Angestoßen werden soll mit dieser beispiellosen zivilgesellschaftlichen Initiative eine handlungsorientierte „soziale Bewegung der Veränderer“ und zugleich eine weitergehende Vernetzung und Kooperation der schon bestehenden zivilgesellschaftlichen Netzwerke der verschiedenen Organisationen und Zusammenschlüsse sowie Einzelpersonen - derweil die Politik mit der innere Erosion der parlamentarischen Parteiendemokratie eher Lethargie und lähmenden Konformismus verbreitet, obwohl immer Alternativen möglich sind zu dem fundamentalistischen Anspruch, die gesamte Welt trotz unterschiedlichster Kulturen und verschiedener wirtschaftlicher Entwicklungsstadien nach einem einzigen wirtschaftlichen Prinzip formen zu wollen, gegen das sich die Zivilgesellschaft wehrt.1 Die großen gesellschaftlichen Veränderungen gingen selten von der offiziellen Politik aus, sondern stets von den zivilgesellschaftlichen Bewegungen, der Ökologiebewegung, der Friedensbewegung, den Freiheitsbewegungen, der Frauenbewegung und nunmehr von der neuen sozialen Kulturbewegung.

Neue soziale Ideen und Visionen schaffen Zukunft: Treffpunkt für „culturell creatives“ und ihre Ideen

In der Hoffnung auf die Kraft von Ideen und Visionen bietet die „Initiative Zukunft“2 drei Schwerpunkte: Einerseits Zentrale Veranstaltungen zur Vorstellung von Visionen; sie werden nach der „Open-Space-Methode“ durchgeführt.
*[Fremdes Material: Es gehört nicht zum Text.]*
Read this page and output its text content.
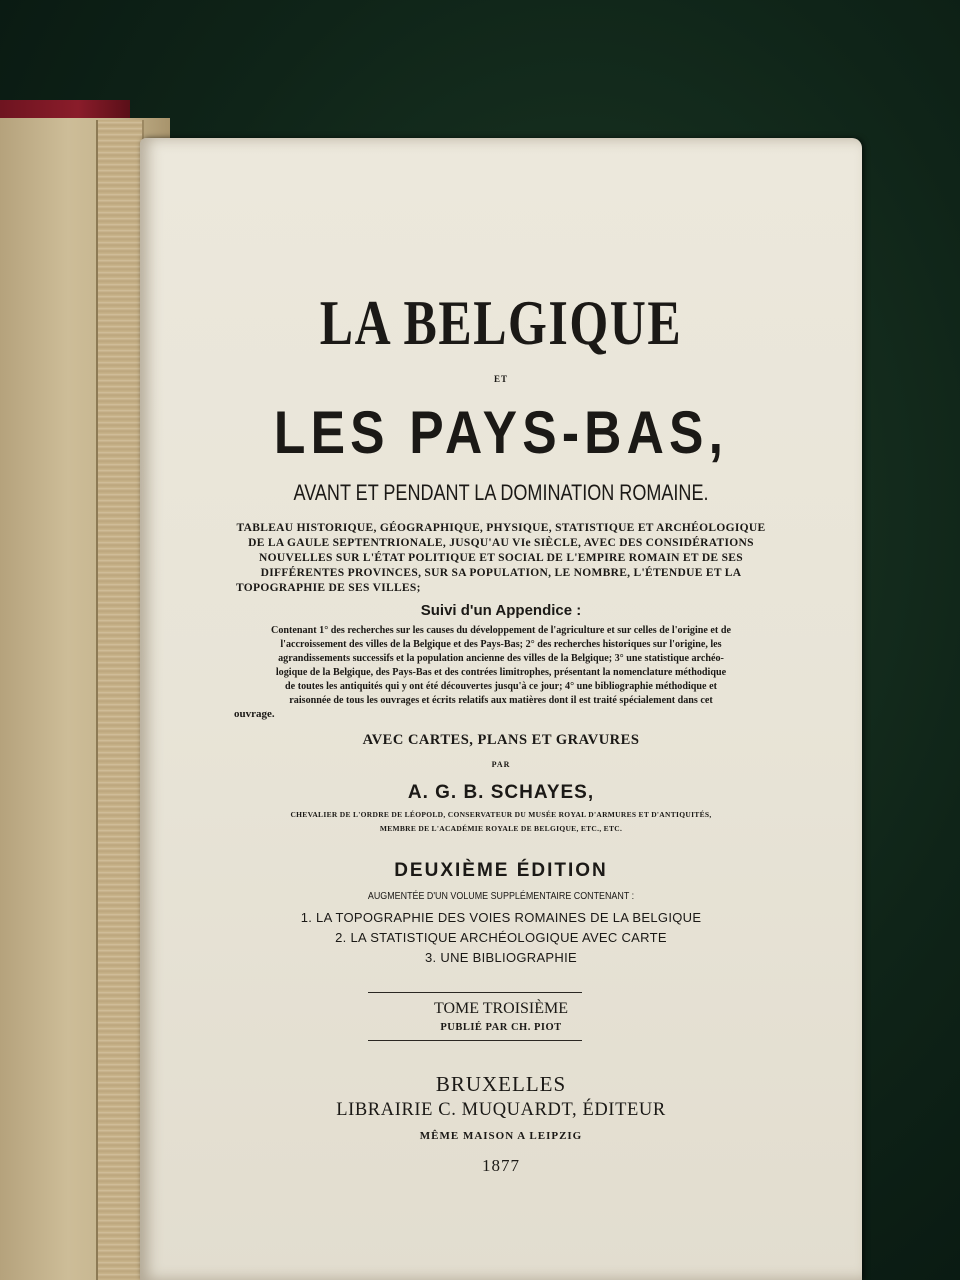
LA BELGIQUE
ET
LES PAYS-BAS,
AVANT ET PENDANT LA DOMINATION ROMAINE.
TABLEAU HISTORIQUE, GÉOGRAPHIQUE, PHYSIQUE, STATISTIQUE ET ARCHÉOLOGIQUE
DE LA GAULE SEPTENTRIONALE, JUSQU'AU VIe SIÈCLE, AVEC DES CONSIDÉRATIONS
NOUVELLES SUR L'ÉTAT POLITIQUE ET SOCIAL DE L'EMPIRE ROMAIN ET DE SES
DIFFÉRENTES PROVINCES, SUR SA POPULATION, LE NOMBRE, L'ÉTENDUE ET LA
TOPOGRAPHIE DE SES VILLES;
Suivi d'un Appendice :
Contenant 1° des recherches sur les causes du développement de l'agriculture et sur celles de l'origine et de
l'accroissement des villes de la Belgique et des Pays-Bas; 2° des recherches historiques sur l'origine, les
agrandissements successifs et la population ancienne des villes de la Belgique; 3° une statistique archéo-
logique de la Belgique, des Pays-Bas et des contrées limitrophes, présentant la nomenclature méthodique
de toutes les antiquités qui y ont été découvertes jusqu'à ce jour; 4° une bibliographie méthodique et
raisonnée de tous les ouvrages et écrits relatifs aux matières dont il est traité spécialement dans cet
ouvrage.
AVEC CARTES, PLANS ET GRAVURES
PAR
A. G. B. SCHAYES,
CHEVALIER DE L'ORDRE DE LÉOPOLD, CONSERVATEUR DU MUSÉE ROYAL D'ARMURES ET D'ANTIQUITÉS,
MEMBRE DE L'ACADÉMIE ROYALE DE BELGIQUE, ETC., ETC.
DEUXIÈME ÉDITION
AUGMENTÉE D'UN VOLUME SUPPLÉMENTAIRE CONTENANT :
1. LA TOPOGRAPHIE DES VOIES ROMAINES DE LA BELGIQUE
2. LA STATISTIQUE ARCHÉOLOGIQUE AVEC CARTE
3. UNE BIBLIOGRAPHIE
TOME TROISIÈME
PUBLIÉ PAR CH. PIOT
BRUXELLES
LIBRAIRIE C. MUQUARDT, ÉDITEUR
MÊME MAISON A LEIPZIG
1877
Dazu gibt es ein korrespondierendes Internet-Diskussionsforum als „Zukunfts-Club“ sowie andererseits „Zukunfts-Zirkel“ als lokale Initiativen zur Diskussion der Visionen und zur Entwicklung von Umsetzungsstrategien. Vom 14.-16. Mai 2004 findet das Zukunfts-Forum „Arbeit und Tätigkeit“ statt und vom 15.-17. Oktober das Zukunftsforum „Aktive Bürgergesellschaft“. Ein Europäisches Forum wird vom 18.-22. Juli 2004 zum Thema „Komplementär-Währungen“ veranstaltet. Vom 24.-29. Juli findet eine Sommerakademie für „Querdenkerinnen und Querdenker“ sowie „Quertuer und Quertuerinnen“ statt.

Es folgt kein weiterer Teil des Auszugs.